Berachain PoL flywheel operates on a dual-token model with two tokens: $BERA and $BGT.

  1. Users and validators stake $BERA (the Berachain gas token) to secure the network.
  2. Validators are randomly chosen to propose new blocks based on their stakes on the network.
  3. The validator chosen to propose a new block receives and distributes the Berachain Governance Token ($BGT) to reward vaults.
  4. Users provide liquidity by depositing tokens into pools where they’d receive receipt tokens.
  5. Users stake their receipt tokens in reward vaults to earn $BGT emissions
  6. Users can stake the receipt tokens in reward vaults to earn $BGT
  7. Participants can burn $BGT for $BERA tokens at a 1:1 ratio for claims.

Proof of Liquidity is dangerous...to other chains vying for liquidity. Through this flywheel, you can expect more competition from protocols and validator ecosystems since both will actively try to attract liquidity by offering bribes, great APYs, and other incentives.

Future Outlook for Berachain’s DeFi

First, you need some foresight into what to expect from protocols building on Proof of Liquidity chains.

Protocols will provide more significant incentives than those on competitor chains to attract users, builders and liquidity providers to Berachain. This time, the DAU could stay if the chain delivers on user experience. I expect proof of liquidity to help with user retention and kill the shiny chain/protocol syndrome.

Berachain’s dual-token system creates a foundation for aligning interests. Validators get incentives in the form of governance tokens and bribes. Liquidity providers get great emissions that would hopefully be enough in contrast to rewards on other chains.

poldlmm6.jpg Image Credit: Berachain Blog: The PoL Post

Bribes are the drop that fills the cup for Berachain’s Proof of Liquidity. We can expect them to create something similar to the Curve Wars, but this time, on a larger, more beneficial, more competitive scale.

In this case, the bribery mechanisms will permit validators to influence BGT emissions to specific pools, eventually making those pools more lucrative. Protocols must outbid others to stay relevant and keep the DAU up only.

The wealth centralization and issues around bribery and governance integrity that surfaced during the Curve wars may resurface on the same larger scale, but that’s a story for Christmas dinner.

DLMMs Seat on PoL: Throne or Dungeon

TLDR: Validators and DLMMs Protocols would make great alliances which is great for the network and users.
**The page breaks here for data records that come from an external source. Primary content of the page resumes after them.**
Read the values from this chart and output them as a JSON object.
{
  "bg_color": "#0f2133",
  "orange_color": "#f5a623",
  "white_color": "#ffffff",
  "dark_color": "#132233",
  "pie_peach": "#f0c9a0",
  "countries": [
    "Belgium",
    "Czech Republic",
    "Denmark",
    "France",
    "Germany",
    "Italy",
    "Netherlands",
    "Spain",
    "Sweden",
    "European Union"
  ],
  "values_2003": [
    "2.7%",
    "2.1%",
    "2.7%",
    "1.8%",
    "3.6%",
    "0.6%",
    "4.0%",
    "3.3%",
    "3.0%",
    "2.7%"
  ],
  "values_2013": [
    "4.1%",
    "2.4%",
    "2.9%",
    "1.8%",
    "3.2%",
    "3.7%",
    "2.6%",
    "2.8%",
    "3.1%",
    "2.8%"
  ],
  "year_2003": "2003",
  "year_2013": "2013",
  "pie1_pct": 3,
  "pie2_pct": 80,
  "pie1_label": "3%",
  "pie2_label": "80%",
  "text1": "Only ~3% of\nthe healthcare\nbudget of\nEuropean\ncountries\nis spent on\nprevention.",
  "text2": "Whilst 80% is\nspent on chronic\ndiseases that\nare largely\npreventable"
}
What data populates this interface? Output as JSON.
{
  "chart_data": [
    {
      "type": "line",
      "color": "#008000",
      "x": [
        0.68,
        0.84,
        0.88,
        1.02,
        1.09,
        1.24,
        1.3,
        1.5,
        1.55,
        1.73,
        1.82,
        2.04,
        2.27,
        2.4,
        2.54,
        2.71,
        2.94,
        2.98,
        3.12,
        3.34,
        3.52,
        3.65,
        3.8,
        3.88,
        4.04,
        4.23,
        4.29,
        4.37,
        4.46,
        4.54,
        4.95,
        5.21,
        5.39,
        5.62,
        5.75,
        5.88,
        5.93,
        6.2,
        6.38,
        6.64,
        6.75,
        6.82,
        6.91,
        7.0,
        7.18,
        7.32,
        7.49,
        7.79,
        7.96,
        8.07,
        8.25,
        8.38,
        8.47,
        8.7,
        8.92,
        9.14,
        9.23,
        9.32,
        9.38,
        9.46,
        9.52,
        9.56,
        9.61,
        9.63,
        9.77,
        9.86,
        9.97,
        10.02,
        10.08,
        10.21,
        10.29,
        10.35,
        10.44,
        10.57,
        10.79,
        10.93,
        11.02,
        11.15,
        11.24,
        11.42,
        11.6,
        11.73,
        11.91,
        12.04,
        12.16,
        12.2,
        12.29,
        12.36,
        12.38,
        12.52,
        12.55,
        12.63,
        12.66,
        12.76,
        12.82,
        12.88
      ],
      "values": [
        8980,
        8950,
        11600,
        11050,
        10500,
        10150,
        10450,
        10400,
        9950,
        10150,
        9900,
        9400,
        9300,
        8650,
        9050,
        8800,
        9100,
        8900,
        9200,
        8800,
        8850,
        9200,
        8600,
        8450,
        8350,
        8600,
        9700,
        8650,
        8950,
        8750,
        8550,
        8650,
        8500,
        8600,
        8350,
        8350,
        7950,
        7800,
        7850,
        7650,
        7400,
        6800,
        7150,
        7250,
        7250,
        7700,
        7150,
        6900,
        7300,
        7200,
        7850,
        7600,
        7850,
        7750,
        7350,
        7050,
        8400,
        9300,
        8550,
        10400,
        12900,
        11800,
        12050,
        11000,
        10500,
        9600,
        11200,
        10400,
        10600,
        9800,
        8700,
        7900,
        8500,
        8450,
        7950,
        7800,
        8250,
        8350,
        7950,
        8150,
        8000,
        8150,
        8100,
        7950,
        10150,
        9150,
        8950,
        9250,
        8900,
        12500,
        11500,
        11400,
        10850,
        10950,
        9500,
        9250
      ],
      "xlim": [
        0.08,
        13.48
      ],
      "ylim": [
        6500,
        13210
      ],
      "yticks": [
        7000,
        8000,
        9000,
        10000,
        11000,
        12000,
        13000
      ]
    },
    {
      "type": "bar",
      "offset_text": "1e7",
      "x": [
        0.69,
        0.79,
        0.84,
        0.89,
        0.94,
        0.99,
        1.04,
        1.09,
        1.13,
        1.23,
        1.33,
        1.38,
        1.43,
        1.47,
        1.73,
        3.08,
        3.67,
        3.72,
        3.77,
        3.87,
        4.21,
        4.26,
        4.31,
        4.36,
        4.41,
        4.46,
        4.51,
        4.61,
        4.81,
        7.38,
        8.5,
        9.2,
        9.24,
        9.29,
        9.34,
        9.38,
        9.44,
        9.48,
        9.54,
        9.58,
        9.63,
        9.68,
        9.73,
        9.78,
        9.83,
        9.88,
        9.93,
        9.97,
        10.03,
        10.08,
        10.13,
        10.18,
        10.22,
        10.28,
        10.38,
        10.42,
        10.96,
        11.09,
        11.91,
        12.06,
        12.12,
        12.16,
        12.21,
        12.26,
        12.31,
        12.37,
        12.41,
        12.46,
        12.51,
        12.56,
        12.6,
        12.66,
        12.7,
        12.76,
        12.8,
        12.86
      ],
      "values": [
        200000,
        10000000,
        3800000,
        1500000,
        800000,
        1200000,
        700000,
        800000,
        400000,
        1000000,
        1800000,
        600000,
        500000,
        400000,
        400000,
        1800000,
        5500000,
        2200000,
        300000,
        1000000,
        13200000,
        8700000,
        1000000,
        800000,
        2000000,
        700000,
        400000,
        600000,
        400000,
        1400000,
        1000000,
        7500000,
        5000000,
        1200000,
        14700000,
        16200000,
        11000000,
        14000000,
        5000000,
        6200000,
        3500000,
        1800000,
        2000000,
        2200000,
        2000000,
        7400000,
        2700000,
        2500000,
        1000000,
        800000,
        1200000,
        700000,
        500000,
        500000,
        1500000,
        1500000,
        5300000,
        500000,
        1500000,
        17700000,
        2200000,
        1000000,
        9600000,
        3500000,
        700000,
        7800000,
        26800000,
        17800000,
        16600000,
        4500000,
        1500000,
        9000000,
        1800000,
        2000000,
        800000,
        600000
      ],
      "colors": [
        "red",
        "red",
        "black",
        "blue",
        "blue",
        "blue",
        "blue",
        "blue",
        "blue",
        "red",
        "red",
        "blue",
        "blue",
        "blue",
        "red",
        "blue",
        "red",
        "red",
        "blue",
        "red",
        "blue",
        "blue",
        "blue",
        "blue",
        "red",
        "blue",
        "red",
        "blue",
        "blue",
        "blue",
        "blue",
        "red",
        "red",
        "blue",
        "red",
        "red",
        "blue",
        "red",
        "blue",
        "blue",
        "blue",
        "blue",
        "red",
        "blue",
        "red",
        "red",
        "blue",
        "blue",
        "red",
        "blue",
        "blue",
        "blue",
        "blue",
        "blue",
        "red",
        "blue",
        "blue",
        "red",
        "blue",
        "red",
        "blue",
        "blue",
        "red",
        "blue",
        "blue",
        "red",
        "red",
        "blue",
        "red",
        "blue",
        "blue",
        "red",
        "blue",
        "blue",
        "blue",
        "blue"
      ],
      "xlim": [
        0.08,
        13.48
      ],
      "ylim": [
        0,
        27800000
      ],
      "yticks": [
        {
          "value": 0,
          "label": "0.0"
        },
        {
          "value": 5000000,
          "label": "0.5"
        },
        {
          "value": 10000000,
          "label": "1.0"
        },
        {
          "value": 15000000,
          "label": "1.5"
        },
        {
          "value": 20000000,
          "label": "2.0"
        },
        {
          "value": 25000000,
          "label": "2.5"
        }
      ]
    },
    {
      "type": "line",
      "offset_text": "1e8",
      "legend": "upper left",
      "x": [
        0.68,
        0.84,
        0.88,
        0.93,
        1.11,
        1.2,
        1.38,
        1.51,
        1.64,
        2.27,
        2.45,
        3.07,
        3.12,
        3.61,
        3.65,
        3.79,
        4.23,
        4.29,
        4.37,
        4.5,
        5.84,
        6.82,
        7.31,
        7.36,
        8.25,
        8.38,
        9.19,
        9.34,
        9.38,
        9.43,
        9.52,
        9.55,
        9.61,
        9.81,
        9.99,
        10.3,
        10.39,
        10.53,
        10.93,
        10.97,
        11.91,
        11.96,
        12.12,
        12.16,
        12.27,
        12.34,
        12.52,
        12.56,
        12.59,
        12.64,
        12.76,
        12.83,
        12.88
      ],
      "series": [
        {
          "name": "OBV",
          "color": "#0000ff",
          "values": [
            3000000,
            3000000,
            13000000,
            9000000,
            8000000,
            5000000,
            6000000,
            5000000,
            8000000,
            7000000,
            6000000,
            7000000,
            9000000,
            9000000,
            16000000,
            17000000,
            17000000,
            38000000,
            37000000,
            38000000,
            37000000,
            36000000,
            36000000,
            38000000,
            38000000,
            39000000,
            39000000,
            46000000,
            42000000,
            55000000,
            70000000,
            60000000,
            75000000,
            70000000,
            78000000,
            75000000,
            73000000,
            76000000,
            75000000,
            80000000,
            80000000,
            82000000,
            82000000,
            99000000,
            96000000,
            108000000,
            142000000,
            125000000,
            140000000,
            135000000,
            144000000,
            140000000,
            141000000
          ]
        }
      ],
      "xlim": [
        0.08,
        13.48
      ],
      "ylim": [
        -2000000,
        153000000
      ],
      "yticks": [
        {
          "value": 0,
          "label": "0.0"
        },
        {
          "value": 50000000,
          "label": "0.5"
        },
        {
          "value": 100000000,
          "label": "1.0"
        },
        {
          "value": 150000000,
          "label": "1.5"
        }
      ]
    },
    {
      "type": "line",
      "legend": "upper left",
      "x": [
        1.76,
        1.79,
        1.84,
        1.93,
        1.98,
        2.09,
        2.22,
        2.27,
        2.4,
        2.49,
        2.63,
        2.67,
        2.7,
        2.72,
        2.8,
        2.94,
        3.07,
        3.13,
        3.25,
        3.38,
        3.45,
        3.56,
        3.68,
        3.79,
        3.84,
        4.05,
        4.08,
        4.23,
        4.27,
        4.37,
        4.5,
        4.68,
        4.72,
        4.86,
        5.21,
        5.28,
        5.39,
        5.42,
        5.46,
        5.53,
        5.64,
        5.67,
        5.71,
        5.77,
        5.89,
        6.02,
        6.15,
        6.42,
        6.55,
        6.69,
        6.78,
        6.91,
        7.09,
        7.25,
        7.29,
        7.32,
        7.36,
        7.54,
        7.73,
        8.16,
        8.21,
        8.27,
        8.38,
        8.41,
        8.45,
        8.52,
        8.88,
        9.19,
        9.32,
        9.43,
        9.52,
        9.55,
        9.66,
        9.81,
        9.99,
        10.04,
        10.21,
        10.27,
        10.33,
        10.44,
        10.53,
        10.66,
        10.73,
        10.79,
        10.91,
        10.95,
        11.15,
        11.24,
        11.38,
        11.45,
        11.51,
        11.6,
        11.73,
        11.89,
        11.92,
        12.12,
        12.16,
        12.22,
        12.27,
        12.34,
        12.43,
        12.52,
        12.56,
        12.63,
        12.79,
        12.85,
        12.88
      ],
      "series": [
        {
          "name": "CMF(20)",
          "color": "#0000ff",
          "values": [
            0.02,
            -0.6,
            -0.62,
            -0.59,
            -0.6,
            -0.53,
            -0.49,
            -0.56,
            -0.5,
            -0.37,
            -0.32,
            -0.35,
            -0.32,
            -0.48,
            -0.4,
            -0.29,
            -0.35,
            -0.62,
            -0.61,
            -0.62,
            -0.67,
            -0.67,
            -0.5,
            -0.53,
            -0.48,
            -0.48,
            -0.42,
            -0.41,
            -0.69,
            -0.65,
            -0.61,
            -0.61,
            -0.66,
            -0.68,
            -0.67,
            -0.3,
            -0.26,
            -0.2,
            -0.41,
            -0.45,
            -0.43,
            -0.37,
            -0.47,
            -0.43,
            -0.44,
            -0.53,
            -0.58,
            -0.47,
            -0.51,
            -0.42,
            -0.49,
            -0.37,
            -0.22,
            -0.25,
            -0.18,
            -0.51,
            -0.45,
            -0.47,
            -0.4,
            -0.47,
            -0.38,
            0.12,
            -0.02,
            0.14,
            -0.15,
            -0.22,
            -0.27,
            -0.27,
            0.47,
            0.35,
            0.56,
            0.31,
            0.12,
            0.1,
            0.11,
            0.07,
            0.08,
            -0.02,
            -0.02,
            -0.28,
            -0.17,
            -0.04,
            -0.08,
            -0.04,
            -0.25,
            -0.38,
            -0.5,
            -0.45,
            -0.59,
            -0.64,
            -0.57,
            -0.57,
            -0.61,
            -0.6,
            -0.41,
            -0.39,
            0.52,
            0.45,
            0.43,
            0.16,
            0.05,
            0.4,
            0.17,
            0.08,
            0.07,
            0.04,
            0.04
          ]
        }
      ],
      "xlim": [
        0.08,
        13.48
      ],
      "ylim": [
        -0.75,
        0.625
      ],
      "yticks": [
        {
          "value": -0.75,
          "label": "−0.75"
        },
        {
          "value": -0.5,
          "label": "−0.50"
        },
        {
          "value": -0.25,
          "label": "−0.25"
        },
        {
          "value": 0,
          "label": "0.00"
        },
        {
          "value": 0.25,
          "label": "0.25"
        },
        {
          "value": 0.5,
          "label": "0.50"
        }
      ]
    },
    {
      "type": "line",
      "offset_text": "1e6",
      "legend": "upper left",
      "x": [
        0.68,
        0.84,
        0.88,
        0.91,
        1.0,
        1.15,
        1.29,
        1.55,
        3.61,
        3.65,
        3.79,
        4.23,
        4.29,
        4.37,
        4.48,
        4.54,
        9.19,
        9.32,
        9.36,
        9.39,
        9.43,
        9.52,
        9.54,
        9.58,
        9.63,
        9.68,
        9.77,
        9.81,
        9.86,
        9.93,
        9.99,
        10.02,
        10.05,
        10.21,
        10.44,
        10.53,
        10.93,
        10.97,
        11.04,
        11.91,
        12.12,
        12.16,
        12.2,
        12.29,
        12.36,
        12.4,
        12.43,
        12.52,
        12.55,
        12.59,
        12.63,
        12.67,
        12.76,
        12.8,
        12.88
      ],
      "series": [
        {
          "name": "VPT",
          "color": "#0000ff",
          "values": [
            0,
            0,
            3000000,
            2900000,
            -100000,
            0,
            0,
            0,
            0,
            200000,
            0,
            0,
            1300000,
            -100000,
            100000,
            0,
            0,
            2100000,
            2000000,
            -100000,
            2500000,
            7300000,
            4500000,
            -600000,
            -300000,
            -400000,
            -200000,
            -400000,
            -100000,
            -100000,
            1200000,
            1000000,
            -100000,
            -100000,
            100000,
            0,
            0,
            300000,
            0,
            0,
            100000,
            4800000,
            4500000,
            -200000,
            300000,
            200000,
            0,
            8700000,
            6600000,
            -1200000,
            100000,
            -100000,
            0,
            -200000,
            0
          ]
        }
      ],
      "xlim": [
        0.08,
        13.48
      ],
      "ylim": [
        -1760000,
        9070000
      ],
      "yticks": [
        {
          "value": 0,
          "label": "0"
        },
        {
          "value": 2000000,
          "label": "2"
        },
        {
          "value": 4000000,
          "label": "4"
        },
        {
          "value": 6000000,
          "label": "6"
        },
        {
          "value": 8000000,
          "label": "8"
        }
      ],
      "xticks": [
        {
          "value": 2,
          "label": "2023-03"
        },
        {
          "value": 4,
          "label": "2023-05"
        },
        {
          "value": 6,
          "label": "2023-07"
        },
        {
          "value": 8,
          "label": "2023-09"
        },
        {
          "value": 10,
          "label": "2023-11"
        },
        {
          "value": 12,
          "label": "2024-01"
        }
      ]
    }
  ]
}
I’ve always thought DLMMs are a crypto nerd’s fancy name for hyperefficient liquidity aggregators.

If Berachain and DLMMs have anything in common, it is keeping liquidity at the centre of everything. The PoL incentive structure is designed for consistent liquidity, which is where they mismatch.

The synergy between DLMMs and PoL could theoretically create deeper liquidity pools with reduced slippage and have DLMM protocols emerge as the holy grail, assuming there’s a stable influx of liquidity incentivised through $BGT emissions. But what happens next?

Building an LP layer on PoL would make sense regarding aligning emissions and liquidity, whereas DLMMs would be the great leveller.

For protocols that DLMMs service, achieving reduced impermanent loss and better yield opportunities is compelling, but the protocols must find a balance between attracting liquidity and maintaining sustainable yields.

Validator preferences for efficient DLMM strategies could create a feedback loop that rewards certain protocols over others, but who cares about decentralization these days?

The risks associated with DLMMs still pour surface in this case. DLMMs would increase competition and stabilize liquidity concentration. The interplay between DLMM strategies and validator bribes should introduce an intricate game theory dynamic that would create new avenues for bad actors to manipulate markets.

Conclusion

DLMM as a service protocols are promising, and the fact that there’s only one popular one in crypto is already making waves for the resident ecosystem.

DLMMs could make or break proof of liquidity depending on their adoption. Nonetheless, crypto mirrors humanity; the path to destruction always has too many turning points for salvation.